Except it does, quite a few times. Karen’s personal issues with her height are explored, she also makes friends who challenge her to get better at the game and help give her the means to become better.
For someone who finds the show “meh”, this whole thing reads like someone who has seen very little of the show overall, or someone who hasn’t seen it at all and just watched a trailer or read bits about it, or someone who had the show on in the background and barely paid it any attention. There is a lot more to Gun Gale than this “writer” seems to say about it, and her problems with the show are addressed in the show itself.
Agreed, completely. Not to mention the writer has forgotten that Gun Gale Online was already covered by Season 2 of Sword Art Online. The protagonist (LLENN, Pito, M and LLENN’s friend), were NPCs made for the game Sword Art Online: Fatal Bullet, and this anime has been created from those characters… so hey, this game DOES exist!
Also, LLENN’s pink clothes were picked because they helped her camouflage in the barren waste lands in one of the PVE areas, where her nickname of the Pink Devil came about as she started to explore PVP in the same area, and found that she was good at it; mostly because of the camouflage.
Man, if only someonemade a game based on it…
Once again a reader does more than the writer, thankyou
Also just a note: the original SAO and this ‘Alternative’ were written by different authors, so one really shouldn’t try compare them as if they were.
Gonna have to agree with Mase in that this reads a lot like the author of this article didn’t actually watch the show.
Karen is self conscious about her height in a culture where it stands out more so when she sees a show talking about VR and gets some encouragement from a friend she gives VR in general a try.

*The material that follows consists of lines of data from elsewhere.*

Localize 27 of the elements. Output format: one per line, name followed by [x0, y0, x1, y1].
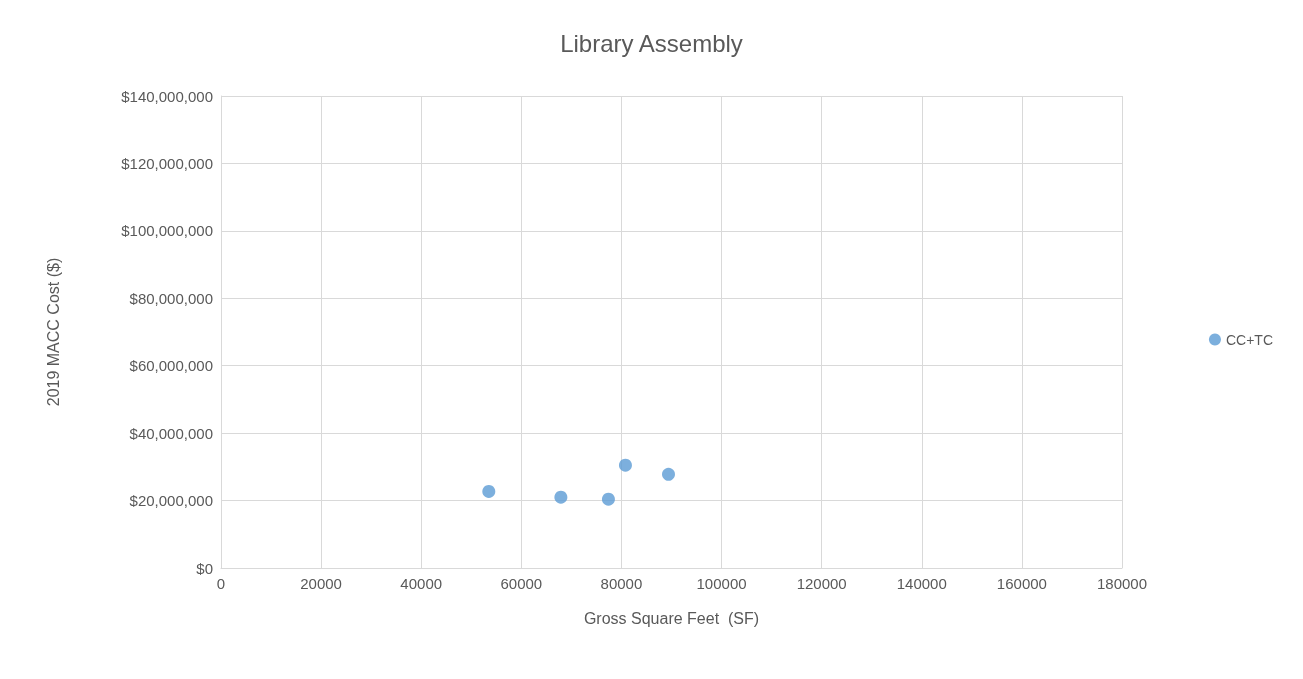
- x-tick-label: 120000: [796, 575, 847, 592]
- y-tick-label: $120,000,000: [121, 154, 213, 172]
- y-tick-label: $20,000,000: [129, 492, 213, 510]
- y-tick-label: $40,000,000: [129, 424, 213, 442]
- x-tick-label: 140000: [896, 575, 947, 592]
- x-tick-label: 20000: [300, 575, 342, 592]
- x-tick-label: 40000: [400, 575, 443, 592]
- point: [601, 492, 615, 506]
- legend-label: CC+TC: [1225, 331, 1273, 348]
- chart-title: Library Assembly: [560, 29, 743, 57]
- x-tick-label: 180000: [1096, 575, 1148, 592]
- x-tick-label: 100000: [696, 575, 747, 592]
- point: [554, 490, 568, 504]
- y-tick-label: $80,000,000: [129, 289, 213, 307]
- point: [482, 484, 496, 498]
- y-axis-title: 2019 MACC Cost ($): [44, 257, 62, 407]
- x-tick-label: 160000: [996, 575, 1047, 592]
- y-tick-label: $140,000,000: [121, 87, 213, 105]
- y-tick-label: $100,000,000: [121, 222, 213, 240]
- x-tick-label: 0: [216, 575, 226, 592]
- x-axis-title: Gross Square Feet (SF): [583, 609, 760, 627]
- y-tick-label: $60,000,000: [129, 357, 213, 375]
- point: [618, 458, 632, 472]
- y-tick-label: $0: [196, 559, 213, 577]
- x-tick-label: 60000: [500, 575, 543, 592]
- point: [662, 467, 675, 481]
- x-tick-label: 80000: [600, 575, 643, 592]
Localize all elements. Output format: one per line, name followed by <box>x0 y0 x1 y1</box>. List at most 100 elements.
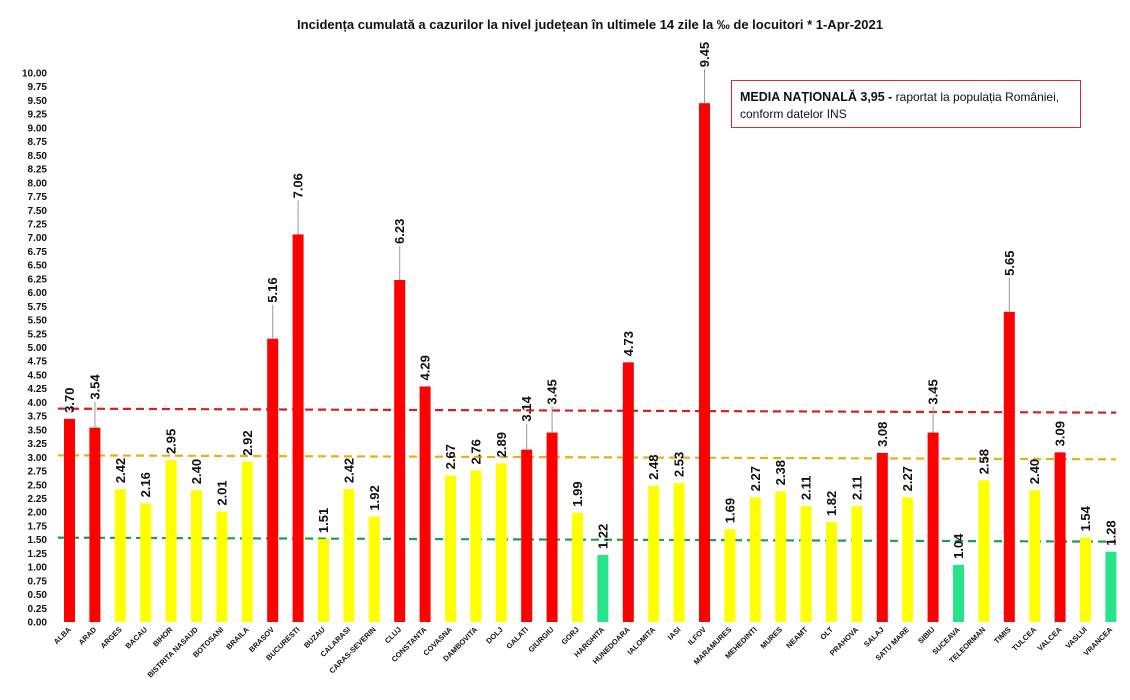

She went through a bunch of games before settling on a shooting game because the randomly generated avatar was to her liking and from there she actually had to learn how to play the game.
Through the tutorial she learns what she’s good at (SMGs), then through playing the game she discovers more of her strengths (small hitbox, high speed, deadly at close range) and finally figures out how to make the most of them (hard to see especially when appropriately camouflaged and hard to hit when moving which makes closing in to make the most of her preferred weapons easier) all resulting in her actually having fun and realizing she’s actually good at this game she originally picked up just as some casual escapism.
Thats the best part… shes a casual gamer who stumbles upon the fact that she is terrifyingly good at the game by chance (right place, right time, right clothes). She stumbled onto something that clicked… and exploited the hell out of it.
So far enjoying it a lot more than the other series by a huge amount.
That said knowing in advance she was using the game to escape her height complex… why didnt she roll a Gnome. She picked the tallest race by default.